Kubuka mataku samar. Akh! Rasanya masih perih. Dimana ini? apa aku sudah berada disurga?

“ omo, uri Sena-yya” ibu mertuaku terlihat begitu khawatir memberiku pertanyaaan bertubi-tubi tentang  keadaanku. Aku hanya menatap bingung seraya melihat kesekililing ruangan ini. Tuan Park yang sedang duduk dikursi rodanya menatap khawatir, dan Sehun. Dia menatapku dengan tatapan dingin. Dia tidak seperti biasanya acuh dengan keadaanku.

“ Chanyeol bilang kau terjatuh dan kepalamu tertimpa vas bunga. Bagaimana bisa? Apa kepalamu masih sakit?” Tuan park mengelus punggung tanganku. Aku mengangguk.

“ apa kau masih ingat kejadian mengapa tiba-tiba kau terjatuh kemudian tertimpa vas?” Sehun memang tak akan percaya apa yang Chanyeol katakan. Karena hanya dia yang tahu seperti apa Chanyeol memperlakukanku.

“ aku tidak begitu ingat.”  Aku menatap kedua mertuaku yang terlihat begitu khawatir padaku.

“ lain kali kau harus berhati-hati.” Kali ini eommanim mengelus pipiku lembut.

“ benar. Kau. Harus. Berhati-hati.” Sehun memberi penekanan pada kalimatnya sebelum ia beranjak meninggalkan ruangan ini tanpa permisi pada kedua mertuaku. Kulihat eommanim mengerutkan dahinya menatap kepergian adikku.

“ jangan khawatir, dokter bilang kau hanya cedera biasa dan diperbolehkan pulang setelah ini.” Tuan Park tersenyum padaku.

“ ahh bocah tengik itu kenapa tidak menunggu istrinya disini. Apa pekerjaannya lebih penting dari istrinya?” ia menambahkan

Normal Pov

              Plak!! Tamparan mendarat pada pipi Chanyeol. Park Yoora kemudian melemparkan sebuah USB berwarna putih tepat didahi Chanyeol.

“ ige mwoya!!” tentu saja Chanyeol teriak tidak terima dengan perlakuan kakak perempuannya yang tiba-tiba itu.

“ kau! Jika saja kau bukan adikku, sudah kulaporkan kau pada polisi. Apa kau pikir perbuatanmu ini bukan tindak pidana? Aku jadi curiga ini bukan pertama kalinya kau menyakitinya kan?” Yoora meninggalkan Chanyeol yang masih tidak mengerti. Ia lalu duduk dimeja kerjanya seraya membuka laptop dan memasang USB pemberian kakaknya. Betapa kaget wajahnya ketika melihat video ketika ia melempari Sena dengan vas bunga. Tidak mungkin! Apa Yoora sengaja meminta rekaman cctv ini pada petugas? Tp tidak sembarang orang yang bisa mendapatkan rekaman cctv. Batinnya dalam hati. Detik kemudian ia mengacak rambut kecoklatannya.

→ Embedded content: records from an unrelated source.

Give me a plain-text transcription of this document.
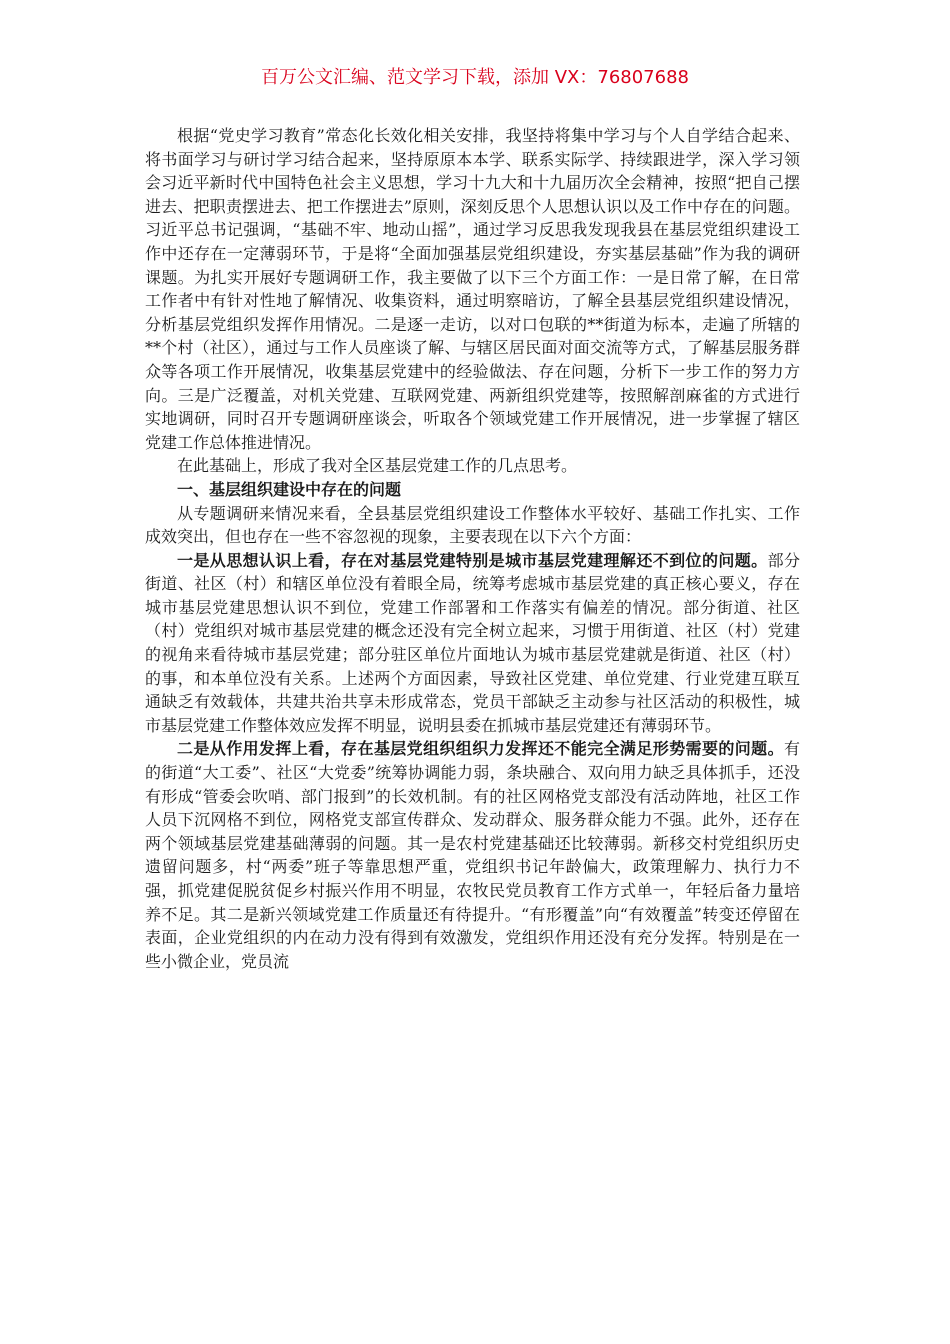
百万公文汇编、范文学习下载，添加 VX：76807688

根据“党史学习教育”常态化长效化相关安排，我坚持将集中学习与个人自学结合起来、将书面学习与研讨学习结合起来，坚持原原本本学、联系实际学、持续跟进学，深入学习领会习近平新时代中国特色社会主义思想，学习十九大和十九届历次全会精神，按照“把自己摆进去、把职责摆进去、把工作摆进去”原则，深刻反思个人思想认识以及工作中存在的问题。习近平总书记强调，“基础不牢、地动山摇”，通过学习反思我发现我县在基层党组织建设工作中还存在一定薄弱环节，于是将“全面加强基层党组织建设，夯实基层基础”作为我的调研课题。为扎实开展好专题调研工作，我主要做了以下三个方面工作：一是日常了解，在日常工作者中有针对性地了解情况、收集资料，通过明察暗访，了解全县基层党组织建设情况，分析基层党组织发挥作用情况。二是逐一走访，以对口包联的**街道为标本，走遍了所辖的**个村（社区），通过与工作人员座谈了解、与辖区居民面对面交流等方式，了解基层服务群众等各项工作开展情况，收集基层党建中的经验做法、存在问题，分析下一步工作的努力方向。三是广泛覆盖，对机关党建、互联网党建、两新组织党建等，按照解剖麻雀的方式进行实地调研，同时召开专题调研座谈会，听取各个领域党建工作开展情况，进一步掌握了辖区党建工作总体推进情况。

在此基础上，形成了我对全区基层党建工作的几点思考。

一、基层组织建设中存在的问题

从专题调研来情况来看，全县基层党组织建设工作整体水平较好、基础工作扎实、工作成效突出，但也存在一些不容忽视的现象，主要表现在以下六个方面：

一是从思想认识上看，存在对基层党建特别是城市基层党建理解还不到位的问题。部分街道、社区（村）和辖区单位没有着眼全局，统筹考虑城市基层党建的真正核心要义，存在城市基层党建思想认识不到位，党建工作部署和工作落实有偏差的情况。部分街道、社区（村）党组织对城市基层党建的概念还没有完全树立起来，习惯于用街道、社区（村）党建的视角来看待城市基层党建；部分驻区单位片面地认为城市基层党建就是街道、社区（村）的事，和本单位没有关系。上述两个方面因素，导致社区党建、单位党建、行业党建互联互通缺乏有效载体，共建共治共享未形成常态，党员干部缺乏主动参与社区活动的积极性，城市基层党建工作整体效应发挥不明显，说明县委在抓城市基层党建还有薄弱环节。

二是从作用发挥上看，存在基层党组织组织力发挥还不能完全满足形势需要的问题。有的街道“大工委”、社区“大党委”统筹协调能力弱，条块融合、双向用力缺乏具体抓手，还没有形成“管委会吹哨、部门报到”的长效机制。有的社区网格党支部没有活动阵地，社区工作人员下沉网格不到位，网格党支部宣传群众、发动群众、服务群众能力不强。此外，还存在两个领域基层党建基础薄弱的问题。其一是农村党建基础还比较薄弱。新移交村党组织历史遗留问题多，村“两委”班子等靠思想严重，党组织书记年龄偏大，政策理解力、执行力不强，抓党建促脱贫促乡村振兴作用不明显，农牧民党员教育工作方式单一，年轻后备力量培养不足。其二是新兴领域党建工作质量还有待提升。“有形覆盖”向“有效覆盖”转变还停留在表面，企业党组织的内在动力没有得到有效激发，党组织作用还没有充分发挥。特别是在一些小微企业，党员流
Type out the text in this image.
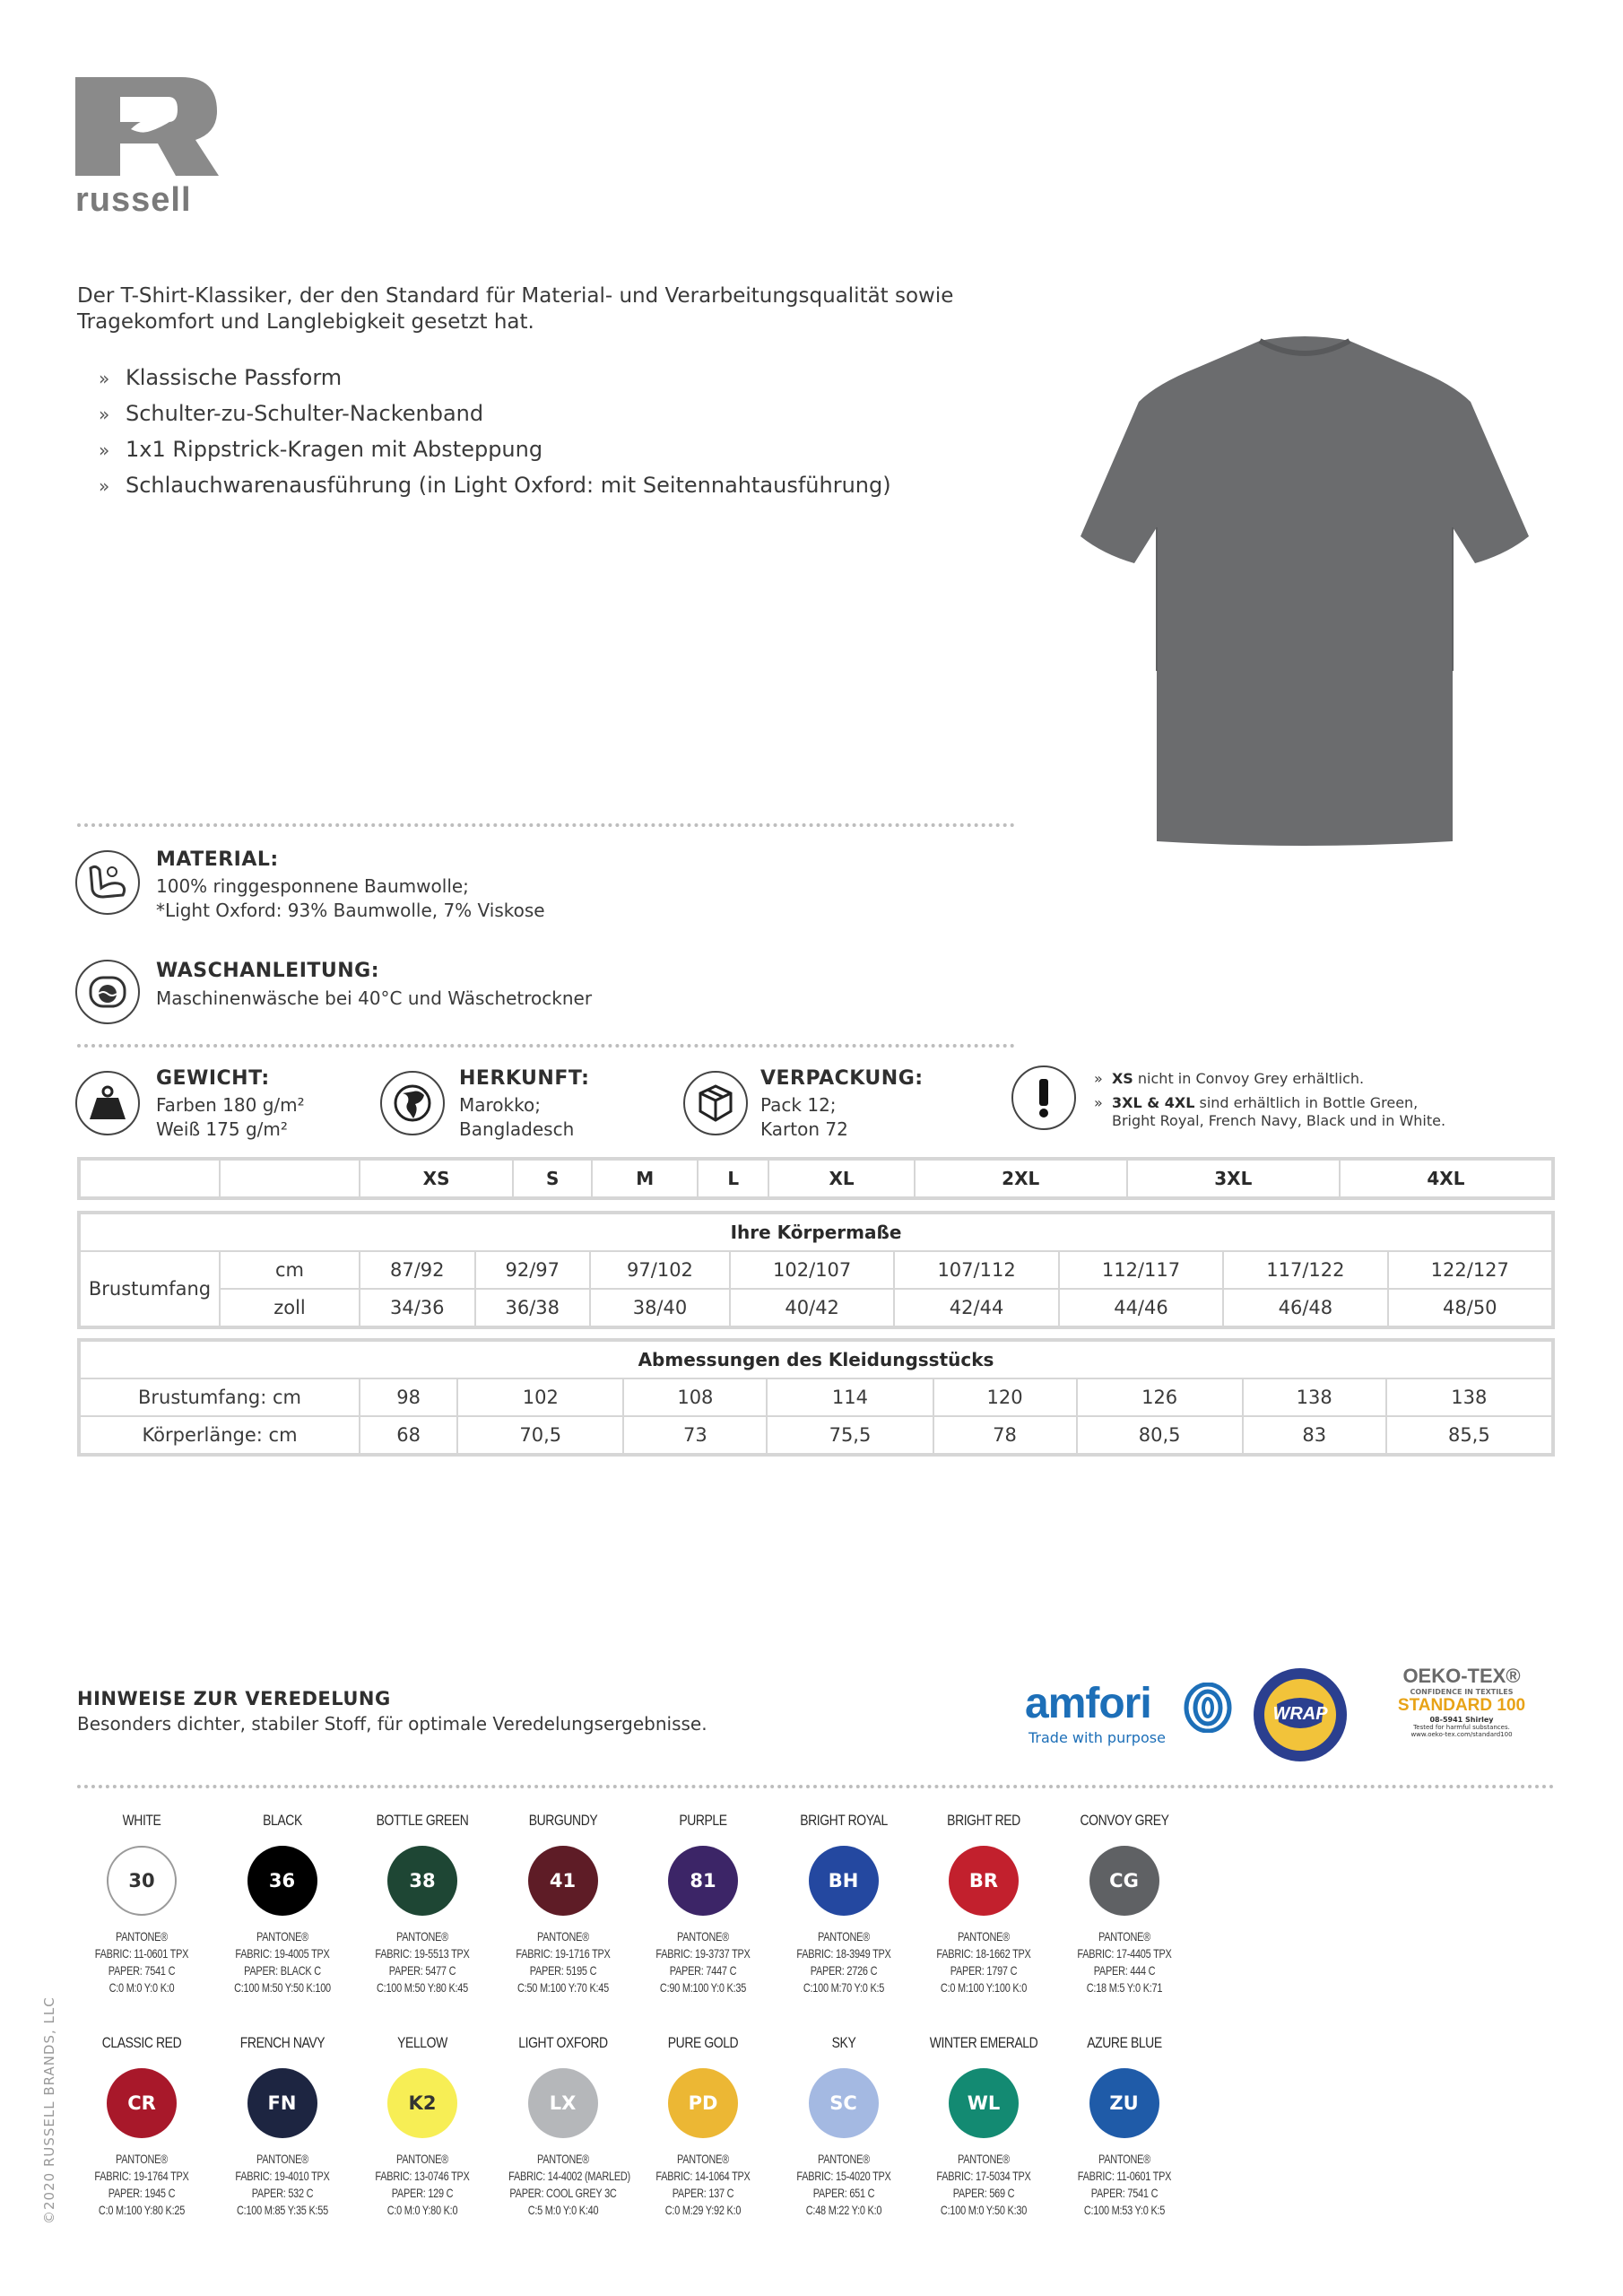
russell
Der T-Shirt-Klassiker, der den Standard für Material- und Verarbeitungsqualität sowie Tragekomfort und Langlebigkeit gesetzt hat.
» Klassische Passform
» Schulter-zu-Schulter-Nackenband
» 1x1 Rippstrick-Kragen mit Absteppung
» Schlauchwarenausführung (in Light Oxford: mit Seitennahtausführung)
MATERIAL:
100% ringgesponnene Baumwolle;
*Light Oxford: 93% Baumwolle, 7% Viskose
WASCHANLEITUNG:
Maschinenwäsche bei 40°C und Wäschetrockner
GEWICHT:
Farben 180 g/m²
Weiß 175 g/m²
HERKUNFT:
Marokko;
Bangladesch
VERPACKUNG:
Pack 12;
Karton 72
»  XS nicht in Convoy Grey erhältlich.
»  3XL & 4XL sind erhältlich in Bottle Green,
Bright Royal, French Navy, Black und in White.
		XS	S	M	L	XL	2XL	3XL	4XL
Ihre Körpermaße									
Brustumfang	cm	87/92	92/97	97/102	102/107	107/112	112/117	117/122	122/127
	zoll	34/36	36/38	38/40	40/42	42/44	44/46	46/48	48/50
Abmessungen des Kleidungsstücks								
Brustumfang: cm	98	102	108	114	120	126	138	138
Körperlänge: cm	68	70,5	73	75,5	78	80,5	83	85,5
HINWEISE ZUR VEREDELUNG
Besonders dichter, stabiler Stoff, für optimale Veredelungsergebnisse.	amfori
Trade with purpose
WRAP
OEKO-TEX®
CONFIDENCE IN TEXTILES
STANDARD 100
08-5941 Shirley
Tested for harmful substances.
www.oeko-tex.com/standard100
WHITE
30
PANTONE®
FABRIC: 11-0601 TPX
PAPER: 7541 C
C:0 M:0 Y:0 K:0
BLACK
36
PANTONE®
FABRIC: 19-4005 TPX
PAPER: BLACK C
C:100 M:50 Y:50 K:100
BOTTLE GREEN
38
PANTONE®
FABRIC: 19-5513 TPX
PAPER: 5477 C
C:100 M:50 Y:80 K:45
BURGUNDY
41
PANTONE®
FABRIC: 19-1716 TPX
PAPER: 5195 C
C:50 M:100 Y:70 K:45
PURPLE
81
PANTONE®
FABRIC: 19-3737 TPX
PAPER: 7447 C
C:90 M:100 Y:0 K:35
BRIGHT ROYAL
BH
PANTONE®
FABRIC: 18-3949 TPX
PAPER: 2726 C
C:100 M:70 Y:0 K:5
BRIGHT RED
BR
PANTONE®
FABRIC: 18-1662 TPX
PAPER: 1797 C
C:0 M:100 Y:100 K:0
CONVOY GREY
CG
PANTONE®
FABRIC: 17-4405 TPX
PAPER: 444 C
C:18 M:5 Y:0 K:71
CLASSIC RED
CR
PANTONE®
FABRIC: 19-1764 TPX
PAPER: 1945 C
C:0 M:100 Y:80 K:25
FRENCH NAVY
FN
PANTONE®
FABRIC: 19-4010 TPX
PAPER: 532 C
C:100 M:85 Y:35 K:55
YELLOW
K2
PANTONE®
FABRIC: 13-0746 TPX
PAPER: 129 C
C:0 M:0 Y:80 K:0
LIGHT OXFORD
LX
PANTONE®
FABRIC: 14-4002 (MARLED)
PAPER: COOL GREY 3C
C:5 M:0 Y:0 K:40
PURE GOLD
PD
PANTONE®
FABRIC: 14-1064 TPX
PAPER: 137 C
C:0 M:29 Y:92 K:0
SKY
SC
PANTONE®
FABRIC: 15-4020 TPX
PAPER: 651 C
C:48 M:22 Y:0 K:0
WINTER EMERALD
WL
PANTONE®
FABRIC: 17-5034 TPX
PAPER: 569 C
C:100 M:0 Y:50 K:30
AZURE BLUE
ZU
PANTONE®
FABRIC: 11-0601 TPX
PAPER: 7541 C
C:100 M:53 Y:0 K:5
©2020 RUSSELL BRANDS, LLC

              Chanyeol berjalan memasuki rumah megahnya dengan penuh pikiran. Dibenaknya masih menerka-nerka siapa yang sudah berani meminta rekaman cctv itu pada petugas cctv. Terlebih lagi ia takut ancaman kakaknya benar-benar terjadi jika orang lain tahu apa yang sebenernya terjadi pada Sena hingga ia jatuh pingsan.

“ oh kau sudah datang? Mengapa tidak menjemput istrimu? Eoh? Dia sudah tertidur dalam kamarmu.” Nyonya Park menuangkan teh hangat ke cangkir-cangkir untuk suami dan putranya lalu duduk disebelah cucunya.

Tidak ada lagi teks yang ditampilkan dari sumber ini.